7.1  Integrating collaborative commitments to safety and quality

In order for collaborative procurement to improve assurance as to the safety and quality of in-scope buildings, the team members need to be accountable for their designs, construction, manufacture and other work, and this accountability should be based on a clear understanding of how their different contributions fit together. Advance knowledge of each other's brief and proposals will mean that team members can base their work and warranties on more complete and accurate information. This is a major step away from the divisive project controls that are typical of many traditional procurement approaches and that give each team member only part of the picture.

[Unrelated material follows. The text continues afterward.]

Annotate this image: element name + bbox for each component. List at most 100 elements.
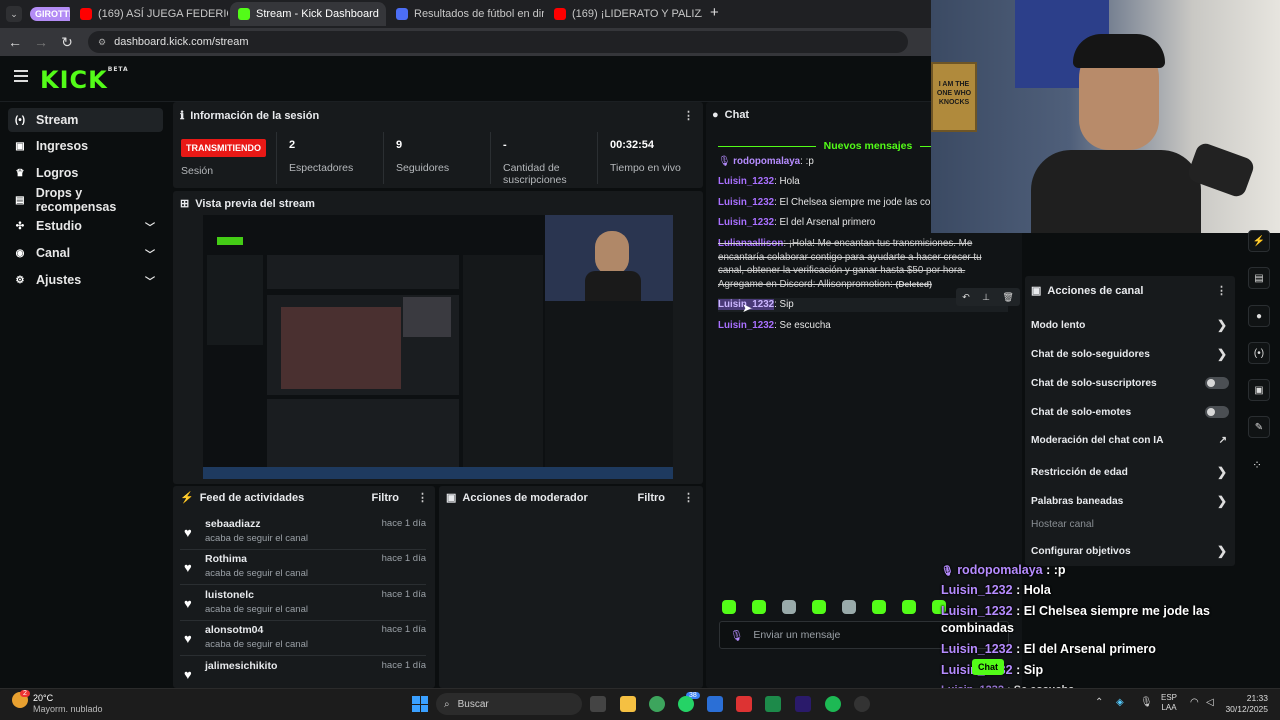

The Client, Principal Designer, Principal Contractor, and all other team members involved in the preparation of Gateway applications, including the required plans and other documents, need new commercial and legal lenses through which to view their integrated commitments and through which to have a clear focus on issues arising.

Systematic integration of the different team members' agreed commitments is essential to the success of collaborative approaches to team appointments, project planning, project delivery and information management. It can also:

  Create new opportunities to ask and answer practical questions affecting risk and value

  Avoid making incorrect risk and value assumptions

  Establish what involvement, roles and responsibilities it is reasonable and valuable for all team members to accept.

Collaborative procurement is sometimes linked to contractual exclusions of liability and the suggestion that collaborative practices are undermined by the fear of claims for negligence. It is difficult,l to reconcile increased commitments to the safety and quality of in-scope buildings with contractual waivers that deprive clients and occupiers of their reasonable rights and remedies. Exclusions of liability, created by what are sometimes known as 'no blame' clauses, are not necessary for the collaborative procurement of an in-scope building. Instead, the systems and case studies in this guidance show how collaborative processes, relationships and activities give dutyholders the confidence to stand behind the outputs from their agreed roles and responsibilities, including their contributions to safety and quality and to other aspects of improved value and risk management.

Team integration combined with selection by value, ESI and efficient information management increase the confidence of team members in the quality of their work and of each other's work. These collaborative practices lead to innovations and improved value contributions without the need for changes to usual contractual duties of care.